1. Build a 30-day order-count feature before prediction time.
SELECT
	p.entity_id,
	p.prediction_ts,
	COUNT(o.order_id) AS orders_30d
FROM prediction_points p
LEFT JOIN orders o
	ON o.customer_id = p.entity_id
	AND o.status = 'paid'
	AND o.order_ts < p.prediction_ts
	AND o.order_ts >= p.prediction_ts - INTERVAL '30' DAY
GROUP BY p.entity_id, p.prediction_ts;

The strict < prediction_ts boundary helps prevent leakage.

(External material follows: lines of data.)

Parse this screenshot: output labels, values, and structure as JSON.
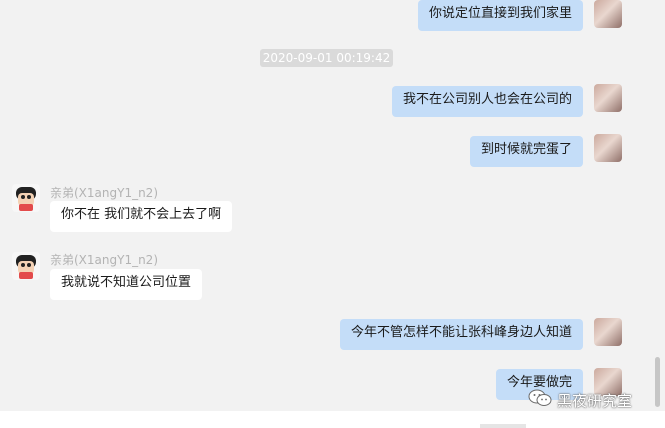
{
  "timestamp": "2020-09-01 00:19:42",
  "messages": [
    {
      "side": "me",
      "text": "你说定位直接到我们家里"
    },
    {
      "side": "me",
      "text": "我不在公司别人也会在公司的"
    },
    {
      "side": "me",
      "text": "到时候就完蛋了"
    },
    {
      "side": "them",
      "sender": "亲弟(X1angY1_n2)",
      "text": "你不在 我们就不会上去了啊"
    },
    {
      "side": "them",
      "sender": "亲弟(X1angY1_n2)",
      "text": "我就说不知道公司位置"
    },
    {
      "side": "me",
      "text": "今年不管怎样不能让张科峰身边人知道"
    },
    {
      "side": "me",
      "text": "今年要做完"
    }
  ],
  "watermark": {
    "text": "黑夜研究室",
    "icon": "wechat-icon"
  }
}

2. Build a 7-day revenue feature before prediction time.
SELECT
	p.entity_id,
	p.prediction_ts,
	COALESCE(SUM(o.total_amount), 0) AS revenue_7d
FROM prediction_points p
LEFT JOIN orders o
	ON o.customer_id = p.entity_id
	AND o.status = 'paid'
	AND o.order_ts < p.prediction_ts
	AND o.order_ts >= p.prediction_ts - INTERVAL '7' DAY
GROUP BY p.entity_id, p.prediction_ts;
3. Join the latest feature snapshot as of prediction time.
WITH ranked AS (
	SELECT
		p.entity_id,
		p.prediction_ts,
		f.feature_name,
		f.feature_value,
		ROW_NUMBER() OVER (
			PARTITION BY p.entity_id, p.prediction_ts, f.feature_name
			ORDER BY f.snapshot_ts DESC
		) AS rn
	FROM prediction_points p
	LEFT JOIN feature_snapshots f
		ON f.entity_id = p.entity_id
		AND f.snapshot_ts <= p.prediction_ts
)
SELECT entity_id, prediction_ts, feature_name, feature_value
FROM ranked
WHERE rn = 1;
4. Detect leaked feature rows where availability is after prediction time.
SELECT feature_name, COUNT(*) AS leaked_rows
FROM training_features
WHERE feature_available_ts > prediction_ts
GROUP BY feature_name
HAVING COUNT(*) > 0;

This should return no rows.

5. Generate a churn label: no event from day 7 through day 37 after prediction.
SELECT
	p.entity_id,
	p.prediction_ts,
	CASE
		WHEN EXISTS (
			SELECT 1
			FROM events e
			WHERE e.user_id = p.entity_id
				AND e.event_ts >= p.prediction_ts + INTERVAL '7' DAY
				AND e.event_ts < p.prediction_ts + INTERVAL '37' DAY
		)
		THEN 0 ELSE 1
	END AS churn_label
FROM prediction_points p;

The 7-day gap can avoid partially observed behavior.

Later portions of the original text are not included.